I grow in my shed that has no A/C, But through the process I have managed to keep temps under 85F, But the weather in 5 days is going to change and be over 100F and my shed usually gets 10 degrees hotter, my buds on the plants are all starting to get plump Iam 5 weeks in flower and have started to give them nothing but water ph adjusted to 6.5. the grow is in a rubbermaid container with 350 watts of Fluorescent light ( warm whites) with it getting hotter in a few days is this gonna degrade THC? Should I turn my lights down to 10 hours or less to speed up ripeness to harvest early? Dont want potency to degrade so some input please, theres 2 SOL adv. mix plants and they have been LST'd, about 15% hairs have turned orange (not red).

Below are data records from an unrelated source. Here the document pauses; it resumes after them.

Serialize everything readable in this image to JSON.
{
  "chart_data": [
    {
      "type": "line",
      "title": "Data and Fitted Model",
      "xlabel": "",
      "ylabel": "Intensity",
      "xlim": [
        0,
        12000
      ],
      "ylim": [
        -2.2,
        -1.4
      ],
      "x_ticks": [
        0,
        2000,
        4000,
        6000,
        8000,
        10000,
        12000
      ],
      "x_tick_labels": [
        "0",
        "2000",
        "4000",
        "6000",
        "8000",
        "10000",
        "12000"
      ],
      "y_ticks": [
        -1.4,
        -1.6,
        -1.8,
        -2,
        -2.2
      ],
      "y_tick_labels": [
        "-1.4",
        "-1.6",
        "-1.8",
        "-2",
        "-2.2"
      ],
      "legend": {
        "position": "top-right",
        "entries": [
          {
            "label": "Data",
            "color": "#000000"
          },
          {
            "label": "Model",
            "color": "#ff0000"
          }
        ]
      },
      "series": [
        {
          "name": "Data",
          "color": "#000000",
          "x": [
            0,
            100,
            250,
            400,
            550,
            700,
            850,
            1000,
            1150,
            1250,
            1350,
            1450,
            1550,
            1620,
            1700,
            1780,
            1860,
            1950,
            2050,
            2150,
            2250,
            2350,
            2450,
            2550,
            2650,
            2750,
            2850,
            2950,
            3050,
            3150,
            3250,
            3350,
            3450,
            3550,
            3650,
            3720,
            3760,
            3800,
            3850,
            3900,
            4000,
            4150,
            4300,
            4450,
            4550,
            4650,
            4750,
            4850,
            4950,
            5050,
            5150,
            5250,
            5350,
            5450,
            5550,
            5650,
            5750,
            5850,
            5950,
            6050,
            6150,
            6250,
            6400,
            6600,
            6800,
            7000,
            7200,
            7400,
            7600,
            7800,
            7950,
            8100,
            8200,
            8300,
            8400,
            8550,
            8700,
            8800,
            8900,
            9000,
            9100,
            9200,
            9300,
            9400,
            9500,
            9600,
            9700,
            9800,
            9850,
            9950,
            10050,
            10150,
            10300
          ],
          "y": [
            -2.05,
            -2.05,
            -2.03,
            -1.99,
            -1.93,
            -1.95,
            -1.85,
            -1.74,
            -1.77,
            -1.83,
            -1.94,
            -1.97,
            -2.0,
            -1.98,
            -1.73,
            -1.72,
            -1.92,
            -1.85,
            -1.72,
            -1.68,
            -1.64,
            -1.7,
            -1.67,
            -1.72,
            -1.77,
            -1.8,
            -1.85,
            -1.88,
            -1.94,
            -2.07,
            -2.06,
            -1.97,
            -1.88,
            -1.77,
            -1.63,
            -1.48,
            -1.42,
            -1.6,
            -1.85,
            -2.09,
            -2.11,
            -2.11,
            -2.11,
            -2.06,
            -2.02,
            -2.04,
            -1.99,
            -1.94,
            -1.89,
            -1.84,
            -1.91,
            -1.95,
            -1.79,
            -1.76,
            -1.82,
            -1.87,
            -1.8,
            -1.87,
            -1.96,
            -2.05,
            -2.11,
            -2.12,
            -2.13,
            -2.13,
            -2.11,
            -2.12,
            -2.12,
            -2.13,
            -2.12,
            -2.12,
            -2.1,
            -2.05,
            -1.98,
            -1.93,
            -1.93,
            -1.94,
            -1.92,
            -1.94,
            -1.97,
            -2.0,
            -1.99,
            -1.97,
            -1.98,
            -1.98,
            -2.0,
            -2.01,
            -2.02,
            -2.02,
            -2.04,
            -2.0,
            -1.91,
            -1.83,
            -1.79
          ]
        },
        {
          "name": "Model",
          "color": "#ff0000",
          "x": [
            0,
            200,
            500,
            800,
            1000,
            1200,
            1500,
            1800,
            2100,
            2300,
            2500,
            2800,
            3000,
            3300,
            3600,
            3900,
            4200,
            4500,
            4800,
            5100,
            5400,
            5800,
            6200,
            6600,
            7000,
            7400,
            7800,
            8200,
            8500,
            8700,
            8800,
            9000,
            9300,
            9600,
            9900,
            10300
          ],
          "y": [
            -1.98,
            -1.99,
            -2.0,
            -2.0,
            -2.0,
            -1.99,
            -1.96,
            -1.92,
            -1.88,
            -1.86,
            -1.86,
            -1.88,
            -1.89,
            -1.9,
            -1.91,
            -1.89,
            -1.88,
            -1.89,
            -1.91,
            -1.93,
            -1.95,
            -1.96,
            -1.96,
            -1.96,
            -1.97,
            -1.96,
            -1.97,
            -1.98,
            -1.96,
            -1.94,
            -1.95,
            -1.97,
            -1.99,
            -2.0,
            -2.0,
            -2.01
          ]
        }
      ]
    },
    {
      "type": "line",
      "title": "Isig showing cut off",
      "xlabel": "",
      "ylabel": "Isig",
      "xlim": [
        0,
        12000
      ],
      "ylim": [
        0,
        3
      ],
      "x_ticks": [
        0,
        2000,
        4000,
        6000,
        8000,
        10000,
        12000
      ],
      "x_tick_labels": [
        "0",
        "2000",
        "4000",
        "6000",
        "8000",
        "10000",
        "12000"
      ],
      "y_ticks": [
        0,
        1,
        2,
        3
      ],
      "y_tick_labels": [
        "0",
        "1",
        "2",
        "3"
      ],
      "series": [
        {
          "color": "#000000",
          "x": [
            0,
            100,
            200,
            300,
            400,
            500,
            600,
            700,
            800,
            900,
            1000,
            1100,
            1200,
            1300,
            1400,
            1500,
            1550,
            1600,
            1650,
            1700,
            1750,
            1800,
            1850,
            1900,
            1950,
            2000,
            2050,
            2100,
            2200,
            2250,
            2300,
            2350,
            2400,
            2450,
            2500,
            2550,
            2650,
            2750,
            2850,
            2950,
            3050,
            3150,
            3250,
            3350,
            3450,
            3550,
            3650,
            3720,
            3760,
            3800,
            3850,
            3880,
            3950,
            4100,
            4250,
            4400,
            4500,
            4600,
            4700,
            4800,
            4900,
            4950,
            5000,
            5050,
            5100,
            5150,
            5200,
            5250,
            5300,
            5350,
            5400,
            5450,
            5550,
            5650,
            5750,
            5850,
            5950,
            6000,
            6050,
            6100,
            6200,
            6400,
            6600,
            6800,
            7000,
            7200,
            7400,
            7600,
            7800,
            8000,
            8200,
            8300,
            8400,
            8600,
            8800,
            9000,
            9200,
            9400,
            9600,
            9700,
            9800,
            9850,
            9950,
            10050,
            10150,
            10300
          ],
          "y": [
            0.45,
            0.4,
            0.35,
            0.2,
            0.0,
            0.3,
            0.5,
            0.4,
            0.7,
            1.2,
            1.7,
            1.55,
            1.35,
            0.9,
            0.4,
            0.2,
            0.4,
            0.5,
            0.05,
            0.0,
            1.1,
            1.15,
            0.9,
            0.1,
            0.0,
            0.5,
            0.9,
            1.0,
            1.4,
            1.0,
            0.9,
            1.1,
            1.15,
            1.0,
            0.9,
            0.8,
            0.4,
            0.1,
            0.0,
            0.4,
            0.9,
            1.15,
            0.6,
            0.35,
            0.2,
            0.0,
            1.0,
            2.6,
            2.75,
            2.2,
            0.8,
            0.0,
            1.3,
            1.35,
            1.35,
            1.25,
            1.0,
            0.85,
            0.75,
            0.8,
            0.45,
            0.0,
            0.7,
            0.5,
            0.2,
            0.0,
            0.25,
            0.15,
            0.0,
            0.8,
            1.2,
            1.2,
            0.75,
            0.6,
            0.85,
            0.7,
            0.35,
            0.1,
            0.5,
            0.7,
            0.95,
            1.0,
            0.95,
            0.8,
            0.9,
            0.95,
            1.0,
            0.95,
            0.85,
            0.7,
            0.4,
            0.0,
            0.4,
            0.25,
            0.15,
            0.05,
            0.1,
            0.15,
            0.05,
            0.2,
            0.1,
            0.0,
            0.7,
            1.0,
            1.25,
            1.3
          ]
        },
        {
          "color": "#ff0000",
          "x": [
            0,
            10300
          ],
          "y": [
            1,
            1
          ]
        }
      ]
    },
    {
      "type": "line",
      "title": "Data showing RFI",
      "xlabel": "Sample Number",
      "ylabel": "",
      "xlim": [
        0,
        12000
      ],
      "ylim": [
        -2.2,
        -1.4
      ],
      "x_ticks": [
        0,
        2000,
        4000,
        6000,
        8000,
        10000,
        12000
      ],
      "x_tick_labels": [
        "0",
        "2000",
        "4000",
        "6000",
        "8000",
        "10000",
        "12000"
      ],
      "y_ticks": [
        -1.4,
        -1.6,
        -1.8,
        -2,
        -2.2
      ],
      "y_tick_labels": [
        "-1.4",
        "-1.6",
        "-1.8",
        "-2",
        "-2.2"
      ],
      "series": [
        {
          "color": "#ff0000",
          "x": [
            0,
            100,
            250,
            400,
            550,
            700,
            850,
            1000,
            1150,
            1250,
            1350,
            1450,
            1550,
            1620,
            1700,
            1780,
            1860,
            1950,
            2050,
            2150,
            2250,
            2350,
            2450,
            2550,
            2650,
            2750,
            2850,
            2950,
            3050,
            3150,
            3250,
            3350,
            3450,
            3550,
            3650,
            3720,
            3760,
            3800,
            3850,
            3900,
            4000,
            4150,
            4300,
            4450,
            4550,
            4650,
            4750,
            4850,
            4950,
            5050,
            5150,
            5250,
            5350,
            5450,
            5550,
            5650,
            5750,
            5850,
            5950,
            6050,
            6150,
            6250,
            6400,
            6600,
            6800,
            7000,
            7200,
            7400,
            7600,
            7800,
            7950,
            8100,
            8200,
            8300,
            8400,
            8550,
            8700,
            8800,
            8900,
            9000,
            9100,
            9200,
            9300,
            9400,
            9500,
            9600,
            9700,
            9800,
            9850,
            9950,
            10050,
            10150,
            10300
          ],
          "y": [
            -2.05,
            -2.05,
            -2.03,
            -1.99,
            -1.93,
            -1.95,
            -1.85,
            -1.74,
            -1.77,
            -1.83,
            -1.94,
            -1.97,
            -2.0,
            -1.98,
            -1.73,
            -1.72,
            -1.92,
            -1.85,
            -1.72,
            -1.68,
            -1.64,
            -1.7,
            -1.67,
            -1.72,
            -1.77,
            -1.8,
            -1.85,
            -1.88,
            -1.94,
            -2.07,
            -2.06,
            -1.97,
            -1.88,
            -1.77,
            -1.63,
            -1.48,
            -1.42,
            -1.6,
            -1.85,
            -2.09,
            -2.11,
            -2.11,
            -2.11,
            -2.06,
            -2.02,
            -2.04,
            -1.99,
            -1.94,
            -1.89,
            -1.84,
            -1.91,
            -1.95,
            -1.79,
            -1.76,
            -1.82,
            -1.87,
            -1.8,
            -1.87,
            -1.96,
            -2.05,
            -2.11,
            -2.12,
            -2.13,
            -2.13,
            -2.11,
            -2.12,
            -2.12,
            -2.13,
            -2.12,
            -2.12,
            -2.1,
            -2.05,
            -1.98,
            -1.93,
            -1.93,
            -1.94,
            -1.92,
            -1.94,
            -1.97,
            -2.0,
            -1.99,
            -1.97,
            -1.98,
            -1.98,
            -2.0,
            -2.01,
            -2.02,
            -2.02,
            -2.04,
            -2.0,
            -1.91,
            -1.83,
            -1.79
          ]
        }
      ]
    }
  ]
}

Any help please, thanks.


----------



## GanjaGuru (Apr 28, 2006)

When temps rise above 100F, growth stops.

The plants go into a sort of hibernation, to conserve water.
You need to find someway to keep temps below 100.

Cutting light lengths doesn't speed up flowering, it makes for weaker potency buds.

Here's an idea: run your lights at night (but don't interrupt the dark cycle while you do so).

If you have more than a few plants, or want to continue to grow during warmer weather, an A/C unit would be a cost-effective investment.


----------



## parkingjoe (May 1, 2006)

sir i beg to differ my temps have been 104 recently and growth hasnt stopped .

i now have spider mites though.......

rofl

pkj


----------



## Stoney Bud (May 1, 2006)

[email protected] said:
			
		

> I grow in my shed that has no A/C, But through the process I have managed to keep temps under 85F, But the weather in 5 days is going to change and be over 100F and my shed usually gets 10 degrees hotter, my buds on the plants are all starting to get plump Iam 5 weeks in flower and have started to give them nothing but water ph adjusted to 6.5. the grow is in a rubbermaid container with 350 watts of Fluorescent light ( warm whites) with it getting hotter in a few days is this gonna degrade THC? Should I turn my lights down to 10 hours or less to speed up ripeness to harvest early? Dont want potency to degrade so some input please, theres 2 SOL adv. mix plants and they have been LST'd, about 15% hairs have turned orange (not red). Any help please, thanks.


Hey Userypass, good to meetcha man. You're in the right place to learn about growin weed.

Some longtime growers use a misting spray on their sheds in the hottest part of the day. If the shed has good ventilation, the misting should drop the temp about 10 degrees. That is of course unless that would make your shed *to* noticed.

Good luck to you man. Let us know how it works, ok?


----------